Nome in codice: Progetto Dirnano.
Obiettivo: individuare nanoparticelle antitumorali terapeutiche capaci di trasportare farmaci o di stimolare la risposta immune antitumorale.
Sarà il Dipartimento di Scienze Biomediche dell’Università di Padova, capitanato dal professor Emanuele Papini, a coordinare scientificamente 12 istituzioni (università, istituti di ricerca e imprese distribuiti nel continente europeo dalla Scandinavia, al Regno Unito, fino alla penisola iberica) e 15 giovani ricercatori allo scopo di progettare delle nanoparticelle in grado di sfuggire al sistema immunitario del paziente o, al contrario, di sfruttarne la sua attivazione e superare così l’impasse che impedisce l’applicazione efficace di nanomedicine utili alla cura di malattie umane mortali, come la neoplasia maligna.

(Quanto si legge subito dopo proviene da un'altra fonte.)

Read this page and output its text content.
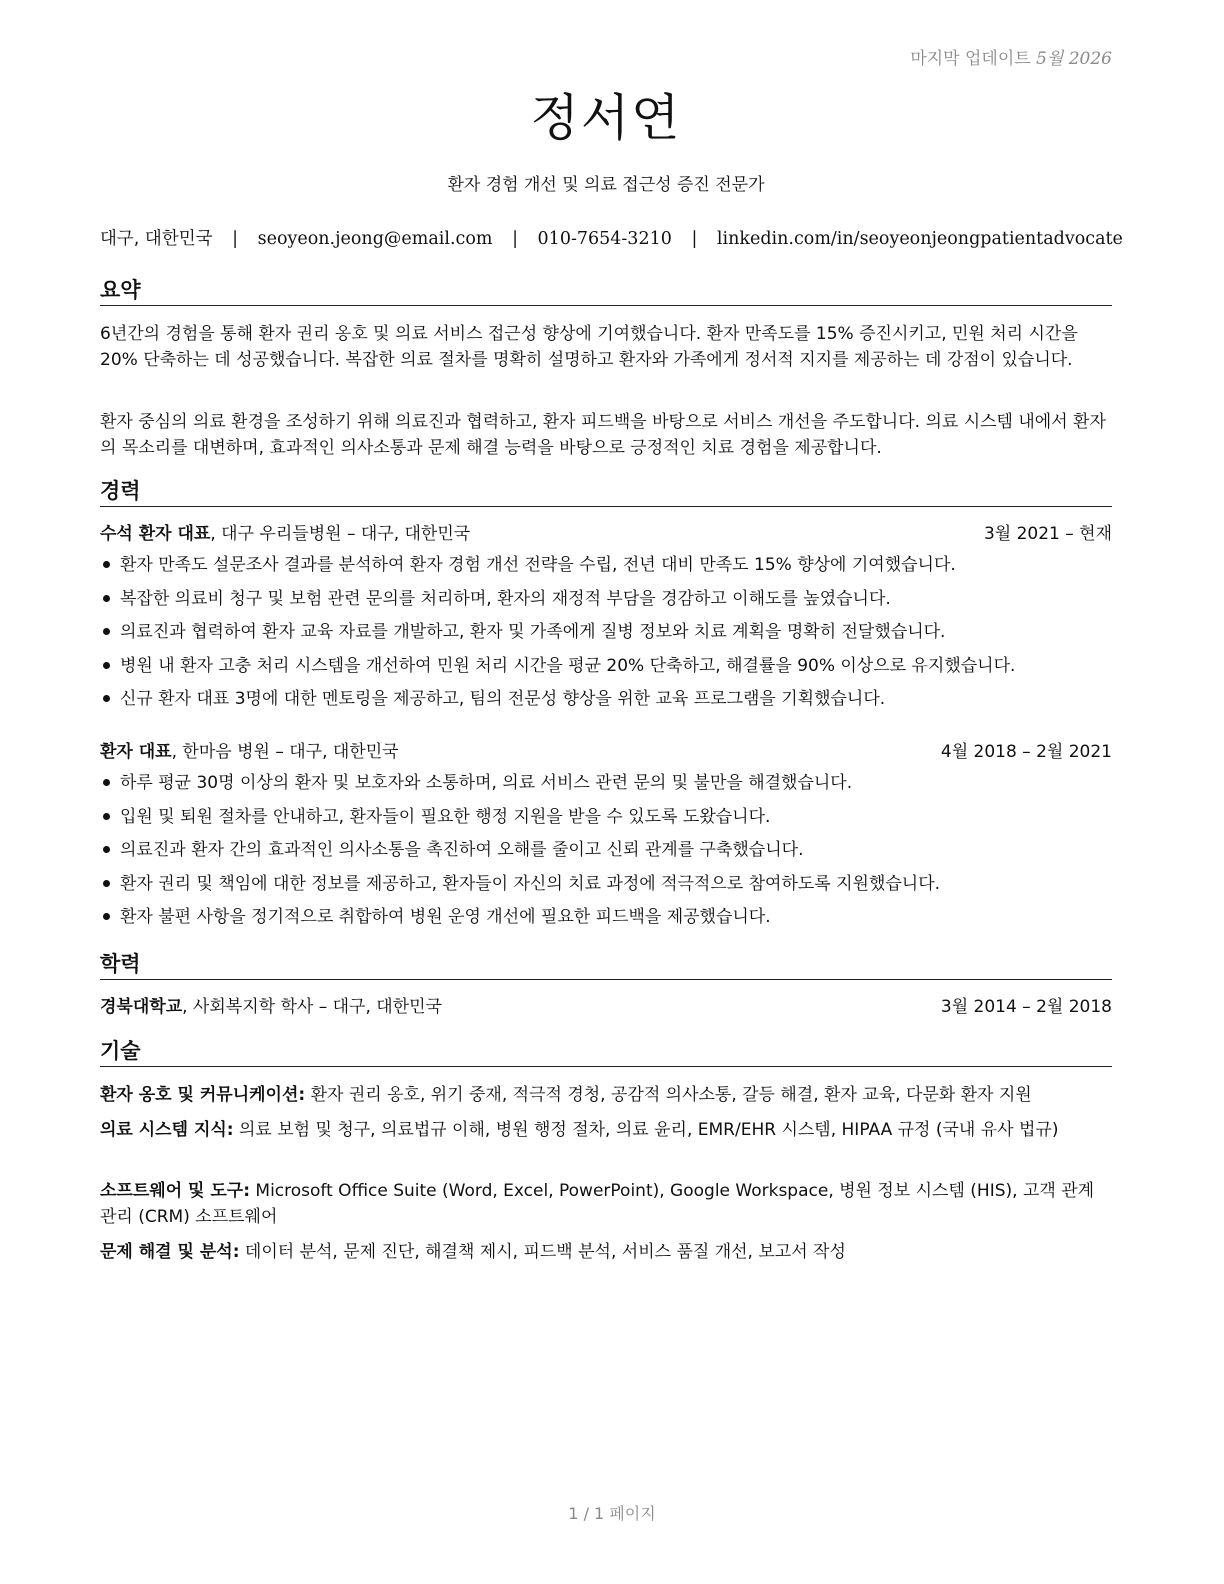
마지막 업데이트 5월 2026
정서연
환자 경험 개선 및 의료 접근성 증진 전문가
대구, 대한민국 | seoyeon.jeong@email.com | 010-7654-3210 | linkedin.com/in/seoyeonjeongpatientadvocate
요약
6년간의 경험을 통해 환자 권리 옹호 및 의료 서비스 접근성 향상에 기여했습니다. 환자 만족도를 15% 증진시키고, 민원 처리 시간을 20% 단축하는 데 성공했습니다. 복잡한 의료 절차를 명확히 설명하고 환자와 가족에게 정서적 지지를 제공하는 데 강점이 있습니다.
환자 중심의 의료 환경을 조성하기 위해 의료진과 협력하고, 환자 피드백을 바탕으로 서비스 개선을 주도합니다. 의료 시스템 내에서 환자의 목소리를 대변하며, 효과적인 의사소통과 문제 해결 능력을 바탕으로 긍정적인 치료 경험을 제공합니다.
경력
수석 환자 대표, 대구 우리들병원 – 대구, 대한민국	3월 2021 – 현재
환자 만족도 설문조사 결과를 분석하여 환자 경험 개선 전략을 수립, 전년 대비 만족도 15% 향상에 기여했습니다.
복잡한 의료비 청구 및 보험 관련 문의를 처리하며, 환자의 재정적 부담을 경감하고 이해도를 높였습니다.
의료진과 협력하여 환자 교육 자료를 개발하고, 환자 및 가족에게 질병 정보와 치료 계획을 명확히 전달했습니다.
병원 내 환자 고충 처리 시스템을 개선하여 민원 처리 시간을 평균 20% 단축하고, 해결률을 90% 이상으로 유지했습니다.
신규 환자 대표 3명에 대한 멘토링을 제공하고, 팀의 전문성 향상을 위한 교육 프로그램을 기획했습니다.
환자 대표, 한마음 병원 – 대구, 대한민국	4월 2018 – 2월 2021
하루 평균 30명 이상의 환자 및 보호자와 소통하며, 의료 서비스 관련 문의 및 불만을 해결했습니다.
입원 및 퇴원 절차를 안내하고, 환자들이 필요한 행정 지원을 받을 수 있도록 도왔습니다.
의료진과 환자 간의 효과적인 의사소통을 촉진하여 오해를 줄이고 신뢰 관계를 구축했습니다.
환자 권리 및 책임에 대한 정보를 제공하고, 환자들이 자신의 치료 과정에 적극적으로 참여하도록 지원했습니다.
환자 불편 사항을 정기적으로 취합하여 병원 운영 개선에 필요한 피드백을 제공했습니다.
학력
경북대학교, 사회복지학 학사 – 대구, 대한민국	3월 2014 – 2월 2018
기술
환자 옹호 및 커뮤니케이션: 환자 권리 옹호, 위기 중재, 적극적 경청, 공감적 의사소통, 갈등 해결, 환자 교육, 다문화 환자 지원
의료 시스템 지식: 의료 보험 및 청구, 의료법규 이해, 병원 행정 절차, 의료 윤리, EMR/EHR 시스템, HIPAA 규정 (국내 유사 법규)
소프트웨어 및 도구: Microsoft Office Suite (Word, Excel, PowerPoint), Google Workspace, 병원 정보 시스템 (HIS), 고객 관계 관리 (CRM) 소프트웨어
문제 해결 및 분석: 데이터 분석, 문제 진단, 해결책 제시, 피드백 분석, 서비스 품질 개선, 보고서 작성
1 / 1 페이지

Il Progetto Dirnano, che partirà il primo ottobre 2021, durerà quattro anni e godrà di un finanziamento di oltre 4 milioni di euro, «ha per obiettivo lo studio sistematico delle proprietà di nanoparticelle di varia natura chimica e ricoperte con polimeri, lipidi o pattern molecolari vari. – Spiega il professor Papini – La nanomedicina, cioè l’idea di costruire e usare piccoli oggetti delle dimensioni intorno a un decimo di micron o meno, per trasportare in modo mirato agenti curativi o per individuare ed eliminare cellule malate o tessuti alterati, ha suscitato grandi entusiasmi, specie nell’ultimzo decennio. Andremo a vedere come le difese istantanee e preesistenti del nostro organismo, normalmente dedicate alla eliminazione di microorganismi o cellule alterate, reagiranno contro la nostra batteria di nanoparticelle. Può infatti accadere, e questo è la nostra ipotesi centrale, che le nanoparticelle siano riconosciute come estranee dal nostro sistema difensivo o innato, cioè che siano scambiate per batteri o virus oppure per “cadaveri cellulari”, oggetti potenzialmente pericolosi e comunque da intercettare ed eliminare. Vogliamo quindi studiare come certi agenti difensivi del nostro corpo “leggono” la superficie delle nanoparticelle per capire che cosa è riconosciuto come uguale o simile ai microorganismi e perché. Una volta che avremo compreso quali caratteristiche molecolari di superficie favoriscono o meno l’interazione con le proteine di difesa umane avremo uno strumento potente per modulare o dirigere nanoparticelle cariche di agenti terapeutici o diagnostici o contenenti antigeni tumorali verso i loro target cellulari».